There is an expectation of enduring adversity when it comes to playing football. There will be ups and downs throughout a season, and teams look to certain players to lead their them through obstacles and uncertainty to success.
Nate Ford was one of those players for Maricopa High School.
Head coach Chris McDonald said Ford had “flawless character” and someone the team could rally around when times got tough. The Rams felt that adversity before the season even got started when Ford died in a car accident on August 21st.
“I’m extremely disappointed that we only had Nate for 16 years. The young man was going to do a lot of good in this world,” McDonald said.
Maricopa was left feeling like they were just punched in the gut. They had to pick up the pieces within the community and then somehow get back to playing football.
And that’s where they can still look to Ford’s leadership.

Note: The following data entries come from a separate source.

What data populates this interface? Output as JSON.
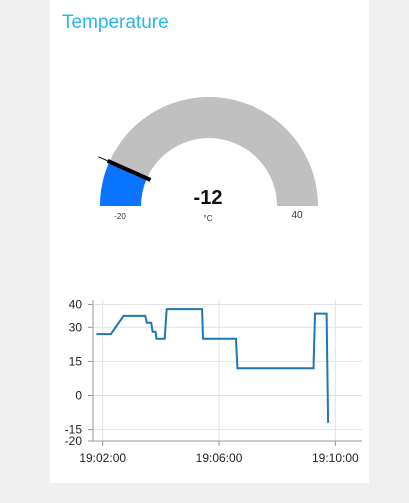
{
  "panel": {
    "title": "Temperature"
  },
  "gauge": {
    "value": -12,
    "value_text": "-12",
    "unit": "°C",
    "min": -20,
    "min_label": "-20",
    "max": 40,
    "max_label": "40",
    "fill_color": "#0a74ff",
    "track_color": "#c0c0c0",
    "needle_color": "#000000"
  },
  "chart_data": {
    "type": "line",
    "title": "",
    "xlabel": "",
    "ylabel": "",
    "x_ticks": [
      "19:02:00",
      "19:06:00",
      "19:10:00"
    ],
    "y_ticks": [
      40,
      30,
      15,
      0,
      -15,
      -20
    ],
    "xlim": [
      "19:01:40",
      "19:10:55"
    ],
    "ylim": [
      -20,
      42
    ],
    "grid": true,
    "line_color": "#1f77b4",
    "series": [
      {
        "points": [
          [
            "19:01:47",
            27
          ],
          [
            "19:02:17",
            27
          ],
          [
            "19:02:43",
            35
          ],
          [
            "19:03:28",
            35
          ],
          [
            "19:03:31",
            32
          ],
          [
            "19:03:40",
            32
          ],
          [
            "19:03:43",
            28
          ],
          [
            "19:03:49",
            28
          ],
          [
            "19:03:51",
            25
          ],
          [
            "19:04:08",
            25
          ],
          [
            "19:04:12",
            38
          ],
          [
            "19:05:25",
            38
          ],
          [
            "19:05:27",
            25
          ],
          [
            "19:06:35",
            25
          ],
          [
            "19:06:38",
            12
          ],
          [
            "19:09:15",
            12
          ],
          [
            "19:09:18",
            36
          ],
          [
            "19:09:42",
            36
          ],
          [
            "19:09:45",
            -12
          ]
        ]
      }
    ]
  }
}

His presence is felt on the sideline: his helmet sits on the bench with “R.I.P. Nate” etched in orange above the facemask and messages from his teammates are in black sharpie surrounding the red Rams logo. Perched above the helmet sits a flag with 42, his number, and Ford’s name.

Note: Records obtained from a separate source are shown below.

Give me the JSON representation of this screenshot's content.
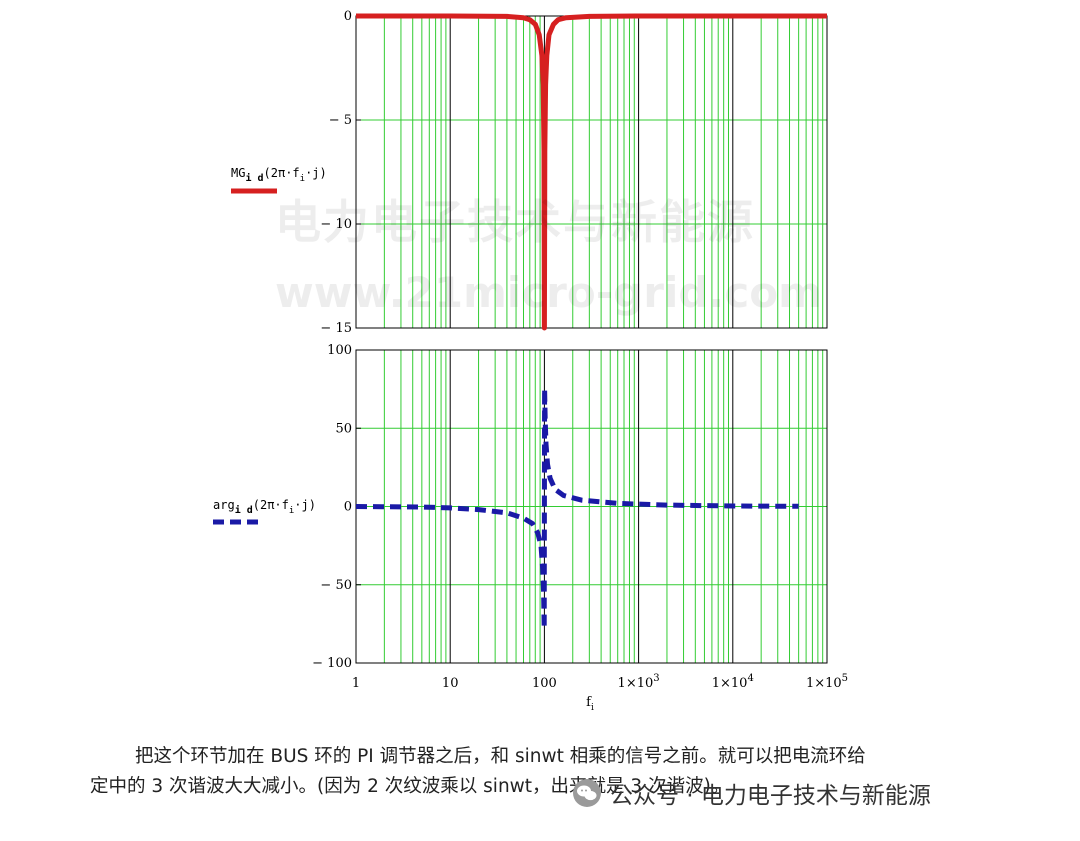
{
  "watermarks": {
    "cn": "电力电子技术与新能源",
    "url": "www.21micro-grid.com"
  },
  "caption": {
    "line1": "把这个环节加在 BUS 环的 PI 调节器之后，和 sinwt 相乘的信号之前。就可以把电流环给",
    "line2": "定中的 3 次谐波大大减小。(因为 2 次纹波乘以 sinwt，出来就是 3 次谐波)。"
  },
  "wechat": {
    "label": "公众号 · 电力电子技术与新能源",
    "icon": "wechat-icon"
  },
  "chart_data": [
    {
      "type": "line",
      "name": "magnitude-plot",
      "legend": {
        "name": "MG",
        "sub": "i d",
        "arg": "(2π·f",
        "argsub": "i",
        "tail": "·j)"
      },
      "series_color": "#d62020",
      "grid_color": "#33cc33",
      "major_grid_color": "#000000",
      "xscale": "log",
      "xlim": [
        1,
        100000
      ],
      "ylim": [
        -15,
        0
      ],
      "yticks": [
        {
          "value": 0,
          "label": "0"
        },
        {
          "value": -5,
          "label": "-5"
        },
        {
          "value": -10,
          "label": "-10"
        },
        {
          "value": -15,
          "label": "-15"
        }
      ],
      "x": [
        1,
        10,
        40,
        60,
        70,
        80,
        88,
        94,
        97,
        99,
        100,
        101,
        103,
        106,
        112,
        125,
        140,
        170,
        300,
        1000,
        10000,
        100000
      ],
      "y": [
        0,
        0,
        -0.02,
        -0.08,
        -0.18,
        -0.4,
        -0.9,
        -1.9,
        -3.3,
        -6.5,
        -15,
        -6.5,
        -3.3,
        -1.9,
        -0.9,
        -0.4,
        -0.18,
        -0.08,
        -0.02,
        0,
        0,
        0
      ]
    },
    {
      "type": "line",
      "name": "phase-plot",
      "legend": {
        "name": "arg",
        "sub": "i d",
        "arg": "(2π·f",
        "argsub": "i",
        "tail": "·j)"
      },
      "series_color": "#1a1aa6",
      "grid_color": "#33cc33",
      "major_grid_color": "#000000",
      "xscale": "log",
      "xlim": [
        1,
        100000
      ],
      "ylim": [
        -100,
        100
      ],
      "yticks": [
        {
          "value": 100,
          "label": "100"
        },
        {
          "value": 50,
          "label": "50"
        },
        {
          "value": 0,
          "label": "0"
        },
        {
          "value": -50,
          "label": "-50"
        },
        {
          "value": -100,
          "label": "-100"
        }
      ],
      "xticks": [
        {
          "value": 1,
          "label": "1",
          "exp": ""
        },
        {
          "value": 10,
          "label": "10",
          "exp": ""
        },
        {
          "value": 100,
          "label": "100",
          "exp": ""
        },
        {
          "value": 1000,
          "label": "1×10",
          "exp": "3"
        },
        {
          "value": 10000,
          "label": "1×10",
          "exp": "4"
        },
        {
          "value": 100000,
          "label": "1×10",
          "exp": "5"
        }
      ],
      "xlabel": {
        "base": "f",
        "sub": "i"
      },
      "x": [
        1,
        5,
        10,
        20,
        40,
        60,
        75,
        85,
        92,
        96,
        98,
        99.5,
        100.5,
        102,
        104,
        108,
        115,
        130,
        160,
        250,
        600,
        2000,
        10000,
        50000
      ],
      "y": [
        0,
        -0.3,
        -0.9,
        -2,
        -4,
        -7.5,
        -11,
        -17,
        -25,
        -40,
        -55,
        -78,
        75,
        55,
        40,
        27,
        18,
        11,
        7,
        4,
        2,
        0.9,
        0.3,
        0.1
      ]
    }
  ]
}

“He was a part of this team at a point in time,” quarterback Aaron Owens, who has known Ford since both of them were eighth graders, said. “But we don’t ever want to forget him. He’ll be on the sideline for the rest of the season, hopefully forever.”

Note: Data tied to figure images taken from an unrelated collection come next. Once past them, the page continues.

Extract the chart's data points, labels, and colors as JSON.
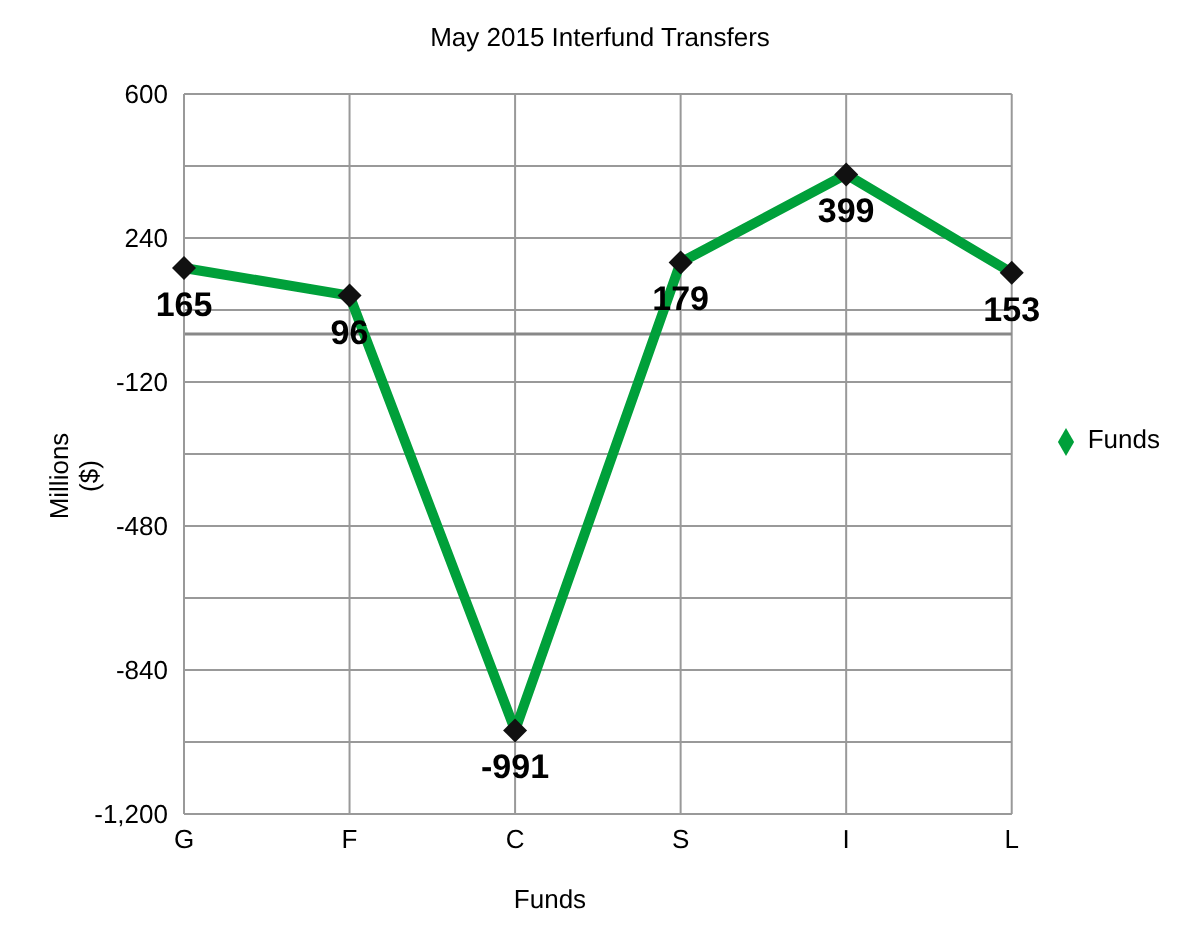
{
  "chart_data": {
    "type": "line",
    "title": "May 2015 Interfund Transfers",
    "xlabel": "Funds",
    "ylabel": "Millions\n($)",
    "categories": [
      "G",
      "F",
      "C",
      "S",
      "I",
      "L"
    ],
    "series": [
      {
        "name": "Funds",
        "color": "#00a03a",
        "values": [
          165,
          96,
          -991,
          179,
          399,
          153
        ]
      }
    ],
    "ylim": [
      -1200,
      600
    ],
    "yticks": [
      {
        "value": -1200,
        "label": "-1,200"
      },
      -840,
      -480,
      -120,
      240,
      600
    ],
    "ref_lines": [
      {
        "axis": "y",
        "value": 0,
        "color": "#888888"
      }
    ],
    "grid": true,
    "legend": "right",
    "marker": "diamond",
    "line_style": "solid",
    "data_labels": true
  }
}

With reminders of Ford on the sideline, the Rams are focused to honor their teammate by taking the field the way #42 would, and that’s with intensity, intelligence, and character.
“We don’t see it as a negative, we see it as a positive because Nate was a great presence and a positive person,” Maricopa athlete Johnny Johnson said. “We’re just going out and playing for him and that’s just our motivation this year.”
Just as the team did when he was in the middle of the huddle, the Rams are rallying around Ford again, winning their first two games in the 2015 season.
“I’m very proud of my kids for what they’ve accomplished in this short span and holding it together,” McDonald said with a horse voice and looking towards the sky.
“I know he’s looking down from up above, we all know that. He will be missed.”